Михаил Афанасьевич достал папиросы, но закуривать не стал. В пальцах его захрустел спичечный коробок.
— Что же оробели? — глухо спросил Михаил Афанасьевич, разминая в мелкие щепки спичечный коробок и просыпая на пол спички. — Бейте! Я — не из слабых, удары на ногах переношу. Хозяйничал плохо, колхоз раздел, разул… Гнать надо в шею!..
— Не выдуривайся, Михаил Афанасьевич, — попросила Устинья Григорьевна. — Нам серьезное надо решать.
— Был я в райкоме, разговаривал… Тебе буду сдавать дела, — посмотрел Михаил Афанасьевич в лицо Руднова.
Он смело встретил этот взгляд, не отвел глаз.
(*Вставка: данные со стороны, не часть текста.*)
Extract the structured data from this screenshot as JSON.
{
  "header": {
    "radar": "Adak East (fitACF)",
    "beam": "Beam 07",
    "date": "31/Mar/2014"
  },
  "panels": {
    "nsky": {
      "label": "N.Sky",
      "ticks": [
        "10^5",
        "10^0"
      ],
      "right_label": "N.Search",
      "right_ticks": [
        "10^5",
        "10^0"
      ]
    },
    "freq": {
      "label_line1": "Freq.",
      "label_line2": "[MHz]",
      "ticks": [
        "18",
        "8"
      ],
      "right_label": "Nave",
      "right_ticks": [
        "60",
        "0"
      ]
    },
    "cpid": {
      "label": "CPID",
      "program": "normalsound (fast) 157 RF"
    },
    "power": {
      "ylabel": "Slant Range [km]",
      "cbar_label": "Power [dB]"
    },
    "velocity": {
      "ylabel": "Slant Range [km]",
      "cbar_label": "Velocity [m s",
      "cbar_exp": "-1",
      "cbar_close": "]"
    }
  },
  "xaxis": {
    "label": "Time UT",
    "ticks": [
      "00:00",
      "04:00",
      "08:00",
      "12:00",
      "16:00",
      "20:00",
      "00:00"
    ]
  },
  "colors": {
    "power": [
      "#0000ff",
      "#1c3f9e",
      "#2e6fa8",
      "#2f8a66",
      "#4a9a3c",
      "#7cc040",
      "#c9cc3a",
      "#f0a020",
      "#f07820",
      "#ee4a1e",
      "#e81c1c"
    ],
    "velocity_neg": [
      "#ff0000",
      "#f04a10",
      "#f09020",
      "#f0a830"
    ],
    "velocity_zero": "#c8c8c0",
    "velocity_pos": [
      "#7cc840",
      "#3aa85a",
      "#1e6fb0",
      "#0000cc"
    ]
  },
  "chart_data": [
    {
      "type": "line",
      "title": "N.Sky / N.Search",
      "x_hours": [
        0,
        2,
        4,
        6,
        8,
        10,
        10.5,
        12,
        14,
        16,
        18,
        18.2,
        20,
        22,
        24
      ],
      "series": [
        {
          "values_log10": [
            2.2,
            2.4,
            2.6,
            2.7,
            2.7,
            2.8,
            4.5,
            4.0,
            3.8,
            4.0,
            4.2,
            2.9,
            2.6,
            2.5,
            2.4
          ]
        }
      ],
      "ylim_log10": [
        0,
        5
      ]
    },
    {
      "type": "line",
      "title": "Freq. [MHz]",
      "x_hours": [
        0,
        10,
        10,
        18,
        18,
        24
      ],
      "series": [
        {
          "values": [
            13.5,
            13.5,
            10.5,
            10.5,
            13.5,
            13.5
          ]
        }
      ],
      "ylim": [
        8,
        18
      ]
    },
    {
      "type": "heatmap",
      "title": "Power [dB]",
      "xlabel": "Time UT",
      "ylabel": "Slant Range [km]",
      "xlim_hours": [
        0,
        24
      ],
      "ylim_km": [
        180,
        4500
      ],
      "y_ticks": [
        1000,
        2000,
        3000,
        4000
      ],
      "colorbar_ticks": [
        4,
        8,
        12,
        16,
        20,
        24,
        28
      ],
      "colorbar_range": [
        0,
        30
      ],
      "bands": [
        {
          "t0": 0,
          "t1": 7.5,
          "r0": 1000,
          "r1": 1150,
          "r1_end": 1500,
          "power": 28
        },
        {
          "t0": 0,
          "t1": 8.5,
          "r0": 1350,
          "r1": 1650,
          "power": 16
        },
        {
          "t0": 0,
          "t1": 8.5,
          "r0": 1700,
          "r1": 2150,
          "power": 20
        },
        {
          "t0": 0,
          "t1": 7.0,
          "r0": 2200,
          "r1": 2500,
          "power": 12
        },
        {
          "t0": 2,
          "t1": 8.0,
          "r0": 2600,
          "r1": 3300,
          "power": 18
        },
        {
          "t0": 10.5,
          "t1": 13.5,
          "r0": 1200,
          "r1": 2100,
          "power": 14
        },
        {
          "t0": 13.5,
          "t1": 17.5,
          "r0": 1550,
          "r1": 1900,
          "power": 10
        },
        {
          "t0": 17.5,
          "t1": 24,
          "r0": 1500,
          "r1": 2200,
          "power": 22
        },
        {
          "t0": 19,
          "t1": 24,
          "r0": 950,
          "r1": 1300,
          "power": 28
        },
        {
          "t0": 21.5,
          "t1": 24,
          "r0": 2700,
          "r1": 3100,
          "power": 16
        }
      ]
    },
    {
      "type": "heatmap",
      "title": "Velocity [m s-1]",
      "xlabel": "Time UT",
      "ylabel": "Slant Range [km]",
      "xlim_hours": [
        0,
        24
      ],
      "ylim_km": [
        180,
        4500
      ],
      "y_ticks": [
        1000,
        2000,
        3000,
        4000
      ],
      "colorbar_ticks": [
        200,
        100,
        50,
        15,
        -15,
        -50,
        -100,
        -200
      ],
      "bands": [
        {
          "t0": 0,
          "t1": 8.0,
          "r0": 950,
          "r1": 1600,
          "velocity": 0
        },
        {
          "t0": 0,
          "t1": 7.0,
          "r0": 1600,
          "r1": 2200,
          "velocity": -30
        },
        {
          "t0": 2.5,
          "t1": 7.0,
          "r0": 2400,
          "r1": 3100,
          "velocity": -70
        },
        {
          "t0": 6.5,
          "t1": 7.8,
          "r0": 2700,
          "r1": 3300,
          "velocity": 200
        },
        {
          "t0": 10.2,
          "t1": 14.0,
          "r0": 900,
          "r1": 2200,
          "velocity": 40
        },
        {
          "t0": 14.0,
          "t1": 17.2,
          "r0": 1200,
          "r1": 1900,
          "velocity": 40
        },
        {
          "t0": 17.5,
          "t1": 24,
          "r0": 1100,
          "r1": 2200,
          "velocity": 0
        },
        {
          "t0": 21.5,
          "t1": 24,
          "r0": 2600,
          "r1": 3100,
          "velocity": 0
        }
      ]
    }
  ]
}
— И со мной говорили, — тихо ответил Руднов. — Не скрываю: дал согласие. Теперь дело за колхозниками: кого они изберут.
Михаил Афанасьевич медленно и грузно поднялся.
— Вот и объяснились… Славно!.. А теперь слушай внимательно, Андрей, ты помоложе, кое-чему имею право поучить. Так у нас иногда бывает — сегодня у тебя пост и поднимают за тебя тост, а завтра тебя с ног и тебя же чуть не на погост. У меня грехов много, не баклуши бил, а работал. Так ты мне лишних не прибавляй. Понял? Не приму!
— Да что тебе прибавляют, Михаил Афанасьевич? — обиженно спросил Руднов.
— А ты сядь, — мягко и настойчиво сказала Устинья Григорьевна и властно потянула за руку Михаила Афанасьевича. — Сядь и послушай. Тебе скоро перед колхозниками отчитываться, а ты, ишь, в отпуск на месяц укатил.